Agents may combat cancer by slowing cancer cell growth, hastening cancer cell death, sensitizing cancer cells to other therapies, inhibiting metastasis or angiogenesis, or ameliorating side effects. Agents may also contribute to the solubility or encapsulation of known cancer chemotherapies, or may improve the specificity of delivery of known chemotherapies to cancer cells. Studies designed to determine the efficacy of new drug combinations, or predict drug sensitivities, are also reviewed by DMP.
The List of Reviewers lists all present, whether permanent or temporary, to provide the full scope of expertise present on that date.

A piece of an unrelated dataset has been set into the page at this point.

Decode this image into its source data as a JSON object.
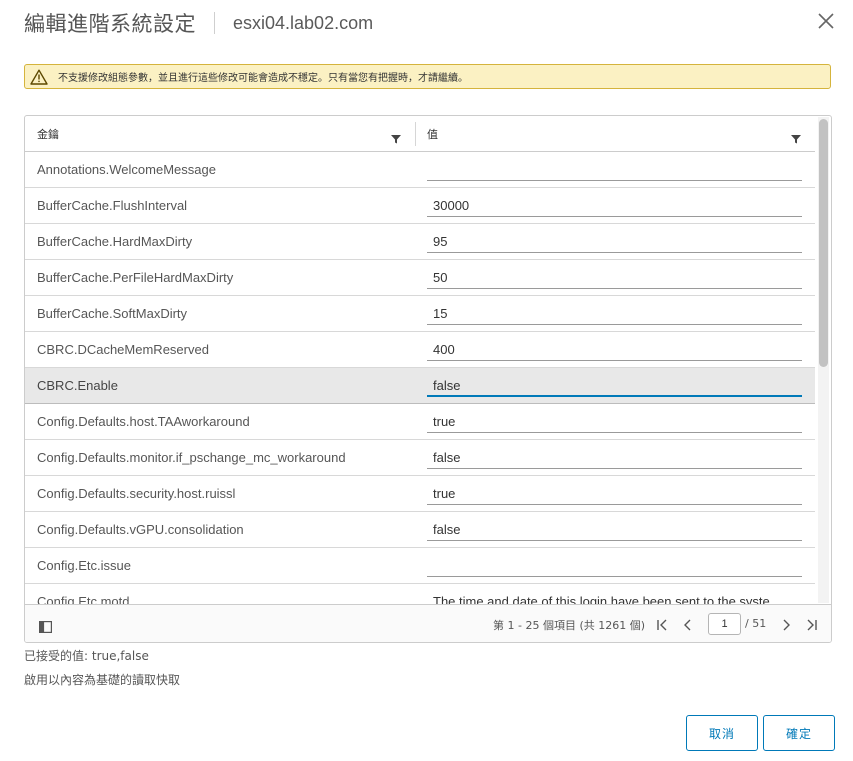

Lists are posted 30 days before the meeting and are tentative, pending any last minute changes.
The membership panel is a list of chartered members only.

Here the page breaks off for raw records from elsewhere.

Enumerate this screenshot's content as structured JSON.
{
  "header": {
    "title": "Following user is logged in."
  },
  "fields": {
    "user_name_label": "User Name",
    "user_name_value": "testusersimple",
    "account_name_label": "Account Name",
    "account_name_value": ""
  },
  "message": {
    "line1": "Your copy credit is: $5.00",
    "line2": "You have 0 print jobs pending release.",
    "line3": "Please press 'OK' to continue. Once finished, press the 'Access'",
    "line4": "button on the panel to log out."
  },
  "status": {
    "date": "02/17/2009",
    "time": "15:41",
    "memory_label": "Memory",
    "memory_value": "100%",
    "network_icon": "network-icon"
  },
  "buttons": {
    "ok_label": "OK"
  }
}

- Novel drug discovery: identification of agents that target cancer cell processes; modulate cell signaling, hormone signaling or cell cycle; affect DNA damage, repair and/or replication; alter transcription factors and gene expression; affect differentiation, apoptosis, autophagy; diminish cancer cell metabolism; disrupt microtubule structure; determination of mechanism of action of novel agents that leads to translation of these agents in the clinic and validation of target
- New drug development and production: identification, synthesis and isolation of novel drugs and modification of existing compounds for evaluation in in vitro and/or in vivo tumor model systems
- Innovative technology development: advancement and application of new technologies for the drug discovery process, including microarray analysis, proteomics, genomics, and bioinformatics; development and application of new technologies for drug delivery
- Assay development: development of high throughput in vitro screens and cell-based assays for cancer therapeutics
- New molecular agents may include: synthetic small molecules; natural products; peptides or synthetic analogues; nucleic acids or synthetic analogues; antibodies or fragments; polymers, micelles or nanoparticles for solubility or encapsulation; viruses or bacteria, usually for delivery of active agents
Shared Interests and Overlaps
There are shared interests with Mechanisms of Cancer Therapeutics-1 (MCT1) and Mechanisms of Cancer Therapeutics-2 (MCT2) . Applications focused on determination of anti-cancer mechanisms or target identification may be assigned to MCT1 or MCT2. Applications intending to identify or synthesize new molecular entities may be assigned to DMP.
There are shared interests with Developmental Therapeutics (DT) . Applications to DT are focused on development of novel therapeutic strategies that have significant potential for early clinical translation. Applications intending to identify or synthesize new molecular entities may be assigned to DMP.
There are shared interests with Synthetic and Biological Chemistry A (SBCA) and Synthetic and Biological Chemistry B (SBCB) . Applications focused on new synthetic methods or targets, or structural analysis of biological macromolecules and their interactions with ligands or other macromolecules, may be assigned to SBCA or SBCB. Applications intending to examine the biological effects of new molecular agents in cells or animals may be assigned to DMP.
There are shared interests with Gene and Drug Delivery Systems (GDD) . Applications to GDD may be focused on any health issue or disease; DMP applications involving gene or drug delivery will be limited to anti-cancer therapies. DMP applications involving gene delivery will usually include a strategy involving a new molecular agent in addition to the delivered gene.
There are shared interests with the High-Throughput Screening Special Emphasis Panel ZRG1 BST-F (55) . Applications that focus on cancer immunomodulators or novel HTS assays for targets that have applicability to health issues or diseases other than cancer may be assigned to ZRG1 BST-F (55). Applications that focus on development of high throughput in vitro screens and cell-based assays for cancer therapeutics may be assigned to DMP.